Extending into IoT and OT after the Cynerio acquisition

Axonius' July 2025 acquisition of Cynerio, a medical device security specialist, for more than $100 million gave the company network-based visibility capabilities for cyber-physical assets that complement its existing platform-neutral integration strategy. Diamond said that unlike traditional IT assets — which are often API-driven — IoT and OT frequently require sensor-based network visibility, a capability Cynerio brought to Axonius.

"Wouldn't it be great if we could also extend the same platform and cover IoT and OT devices as well?" Diamond asked, explaining why the company moved to include those asset classes. He contrasted Axonius' origin in IT asset visibility with Armis, which began in IoT and OT before moving deeper into IT environments — and noted that Armis' acquisition by ServiceNow has caused some joint customers to reevaluate long-term platform strategies.

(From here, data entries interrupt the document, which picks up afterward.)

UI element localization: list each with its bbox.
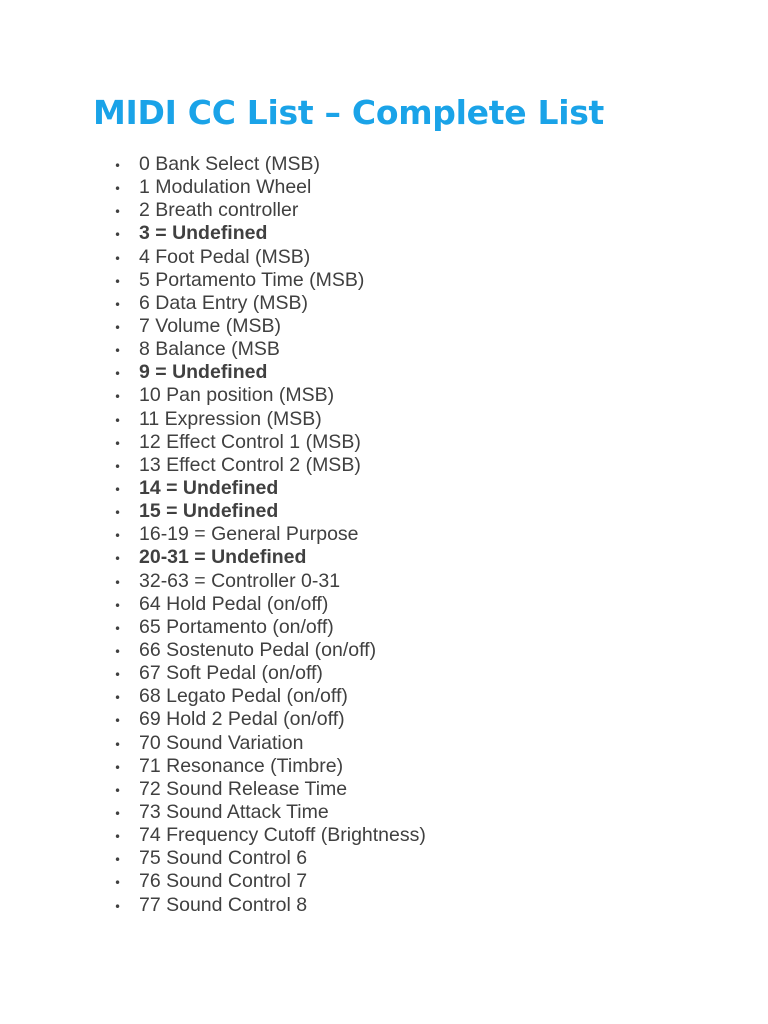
- bullet-icon: •: [114, 413, 122, 428]
- list-item: [0, 824, 768, 847]
- bullet-icon: •: [114, 205, 122, 220]
- list-item-text: 65 Portamento (on/off): [139, 615, 334, 638]
- list-item-text: 66 Sostenuto Pedal (on/off): [139, 638, 377, 661]
- bullet-icon: •: [114, 436, 122, 451]
- list-item: [0, 708, 768, 731]
- list-item: [0, 315, 768, 338]
- list-item-text: 14 = Undefined: [139, 476, 279, 499]
- list-item-text: 8 Balance (MSB: [139, 338, 280, 361]
- list-item-text: 3 = Undefined: [139, 222, 268, 245]
- list-item: [0, 870, 768, 893]
- bullet-icon: •: [114, 668, 122, 683]
- list-item: [0, 500, 768, 523]
- list-item-text: 76 Sound Control 7: [139, 870, 308, 893]
- list-item: [0, 894, 768, 917]
- list-item-text: 6 Data Entry (MSB): [139, 291, 309, 314]
- bullet-icon: •: [114, 691, 122, 706]
- list-item: [0, 778, 768, 801]
- bullet-icon: •: [114, 783, 122, 798]
- bullet-icon: •: [114, 506, 122, 521]
- list-item: [0, 662, 768, 685]
- list-item: [0, 176, 768, 199]
- bullet-icon: •: [114, 806, 122, 821]
- list-item: [0, 222, 768, 245]
- list-item: [0, 523, 768, 546]
- midi-cc-list: [0, 153, 768, 917]
- list-item-text: 12 Effect Control 1 (MSB): [139, 430, 361, 453]
- list-item-text: 11 Expression (MSB): [139, 407, 322, 430]
- list-item-text: 1 Modulation Wheel: [139, 176, 312, 199]
- list-item: [0, 801, 768, 824]
- bullet-icon: •: [114, 552, 122, 567]
- list-item: [0, 361, 768, 384]
- bullet-icon: •: [114, 529, 122, 544]
- bullet-icon: •: [114, 714, 122, 729]
- list-item: [0, 408, 768, 431]
- bullet-icon: •: [114, 737, 122, 752]
- bullet-icon: •: [114, 459, 122, 474]
- list-item-text: 71 Resonance (Timbre): [139, 754, 344, 777]
- list-item: [0, 570, 768, 593]
- list-item-text: 75 Sound Control 6: [139, 847, 308, 870]
- list-item-text: 69 Hold 2 Pedal (on/off): [139, 708, 345, 731]
- bullet-icon: •: [114, 228, 122, 243]
- bullet-icon: •: [114, 344, 122, 359]
- list-item-text: 67 Soft Pedal (on/off): [139, 662, 323, 685]
- list-item: [0, 431, 768, 454]
- list-item: [0, 847, 768, 870]
- list-item-text: 5 Portamento Time (MSB): [139, 268, 365, 291]
- list-item: [0, 546, 768, 569]
- list-item: [0, 685, 768, 708]
- page-title: MIDI CC List – Complete List: [93, 93, 605, 132]
- list-item: [0, 153, 768, 176]
- list-item-text: 13 Effect Control 2 (MSB): [139, 453, 361, 476]
- bullet-icon: •: [114, 621, 122, 636]
- bullet-icon: •: [114, 482, 122, 497]
- list-item-text: 2 Breath controller: [139, 199, 299, 222]
- bullet-icon: •: [114, 159, 122, 173]
- bullet-icon: •: [114, 876, 122, 891]
- list-item: [0, 477, 768, 500]
- list-item: [0, 292, 768, 315]
- list-item-text: 7 Volume (MSB): [139, 314, 281, 337]
- list-item-text: 68 Legato Pedal (on/off): [139, 685, 348, 708]
- bullet-icon: •: [114, 644, 122, 659]
- list-item-text: 72 Sound Release Time: [139, 777, 348, 800]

What this means for security teams, procurement leaders, and enterprises

  • Security teams: Expect a platform that prioritizes not only discovery but also remediation workflows. Diamond emphasized automation — patching, agent deployment, policy enforcement — executed from the same orchestration layer that discovers issues.
  • Procurement leaders and platform architects: The company is explicitly positioning itself as a consolidator of visibility across asset classes, including AI agents, SaaS, endpoints, IoT and OT, which could influence decisions about platform consolidation versus best-of-breed mixes. Diamond said some customers are already reevaluating platform strategies in the wake of vendor consolidations.
  • Enterprises with medical and cyber-physical assets: The Cynerio acquisition is meant to bring network-sensor capabilities for classifying and inventorying those devices into Axonius' broader integration footprint, enabling a single platform view across cyber and cyber-physical inventories.

Diamond framed the company's path bluntly: extend visibility, build orchestration and maintain platform neutrality while adding the sensor-based capabilities required for IoT and OT. He said Axonius is "making sure that we keep all of our options open, that we're building all the rigor internally and all the operational strength to make sure that we can be a strong and independent company." That declaration is both a roadmap and a test — whether customers will accept one platform for discovery and remediation across traditional IT, AI agents, and cyber-physical systems remains the practical question Axonius has set out to answer.